Köyünde barınamayan, traktör ve koşulacak öküzü olmayan Anadolu toplumunun, kente gelerek yarattığı gecekondu kültürünün bir modülü olan Arabesk, acıyı ve isyanı anlatırken, ezilmişliklerini de haykırıyordu. Arabesk sinemasının çıkış noktasını da bu ezilmişlik oluşturuyordu. Güçlü ve yoksulla aşağıdakilerin ve üsttekilerin diyalektiğine yaslanan ve birbirine birebir kimya ile bağlanan bu sinemaların sinema sanatını geri plana atıp yok ettiğini anlatmaya çalışırken ” artık kâfi ” diye bağıran Ertem Eğilmez, politik sıkıntısı olan bir sinemaya imza atmıştı.
Erşan Kuneri’yi çok açık bir halde kirli sanatın bir kesimi olarak görmek de mümkün değil. 1980’ler Amerikasında ortaya çıkan kirli sanat, politik bir hedefe yaslanmayan; neoliberal dünyanın siyasal ve maddi/toplumsal değişimlerini ve içinde bulunduğu toplumun makus istikametlerini afişe etmeye çalışan bir akımdı…
Sanatta natüralizm ve realizmin dayandığı politik duruşa rağmen, kirli edebiyatın daha çok bireyin bilinçaltındaki paranoyasına ve kirli tarafına vurgu yaptığını söyleyebiliriz.
Erşan, bilhassa Türk toplumunda 12 Eylül sonrası çürüyen toplumun; apolitik, küfürbaz ve lümpen bireylere dönüşünün net bir görüngesi olarak uzunluk gösteriyor.

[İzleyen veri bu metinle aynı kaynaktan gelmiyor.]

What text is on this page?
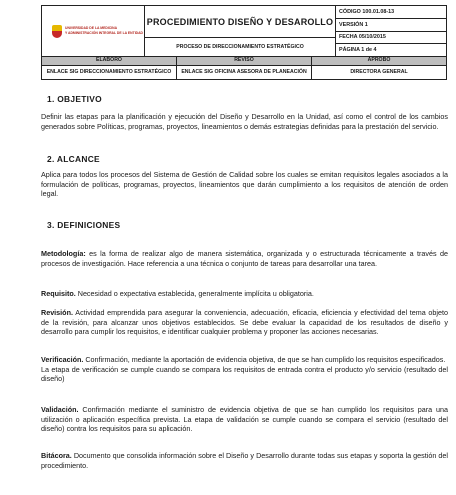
UNIVERSIDAD DE LA MEDICINA
Y ADMINISTRACIÓN INTEGRAL DE LA ENTIDAD
PROCEDIMIENTO DISEÑO Y DESAROLLO
PROCESO DE DIRECCIONAMIENTO ESTRATÉGICO
CÓDIGO 100.01.08-13
VERSIÓN 1
FECHA 05/10/2015
PÁGINA 1 de 4
ELABORO	REVISO	APROBO
ENLACE SIG DIRECCIONAMIENTO ESTRATÉGICO	ENLACE SIG OFICINA ASESORA DE PLANEACIÓN	DIRECTORA GENERAL
1. OBJETIVO
Definir las etapas para la planificación y ejecución del Diseño y Desarrollo en la Unidad, así como el control de los cambios generados sobre Políticas, programas, proyectos, lineamientos o demás estrategias definidas para la prestación del servicio.
2. ALCANCE
Aplica para todos los procesos del Sistema de Gestión de Calidad sobre los cuales se emitan requisitos legales asociados a la formulación de políticas, programas, proyectos, lineamientos que darán cumplimiento a los requisitos de atención de orden legal.
3. DEFINICIONES
Metodología: es la forma de realizar algo de manera sistemática, organizada y o estructurada técnicamente a través de procesos de investigación. Hace referencia a una técnica o conjunto de tareas para desarrollar una tarea.
Requisito. Necesidad o expectativa establecida, generalmente implícita u obligatoria.
Revisión. Actividad emprendida para asegurar la conveniencia, adecuación, eficacia, eficiencia y efectividad del tema objeto de la revisión, para alcanzar unos objetivos establecidos. Se debe evaluar la capacidad de los resultados de diseño y desarrollo para cumplir los requisitos, e identificar cualquier problema y proponer las acciones necesarias.
Verificación. Confirmación, mediante la aportación de evidencia objetiva, de que se han cumplido los requisitos especificados.
La etapa de verificación se cumple cuando se compara los requisitos de entrada contra el producto y/o servicio (resultado del diseño)
Validación. Confirmación mediante el suministro de evidencia objetiva de que se han cumplido los requisitos para una utilización o aplicación específica prevista. La etapa de validación se cumple cuando se compara el servicio (resultado del diseño) contra los requisitos para su aplicación.
Bitácora. Documento que consolida información sobre el Diseño y Desarrollo durante todas sus etapas y soporta la gestión del procedimiento.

Lakin birinci iki kısım sonrası sinkaflı küfürlere alıştıktan sonra bir gerçeğin farkına varılıyor. Erşan Kuneri’nin direkt siyasi ve toplumsal bir eleştirisi ve bildirisi olmamasına karşın; aslında yıllar önce başarılı ve umut veren bir aktör olacakken porno furyasının kucağına düşen bir adamı da görüyoruz.
Erşan Kuneri’nin eleştirisi seyredenin algısına bağlı. Recep İvedik ve Arabesk’in alegorilerini ve de kirli sanatın apolitik tarafını göremesek de; Erşan, 12 Eylül sonrası Türk toplumun yarattığı birey tipolojisi olarak bizlere sunuluyor.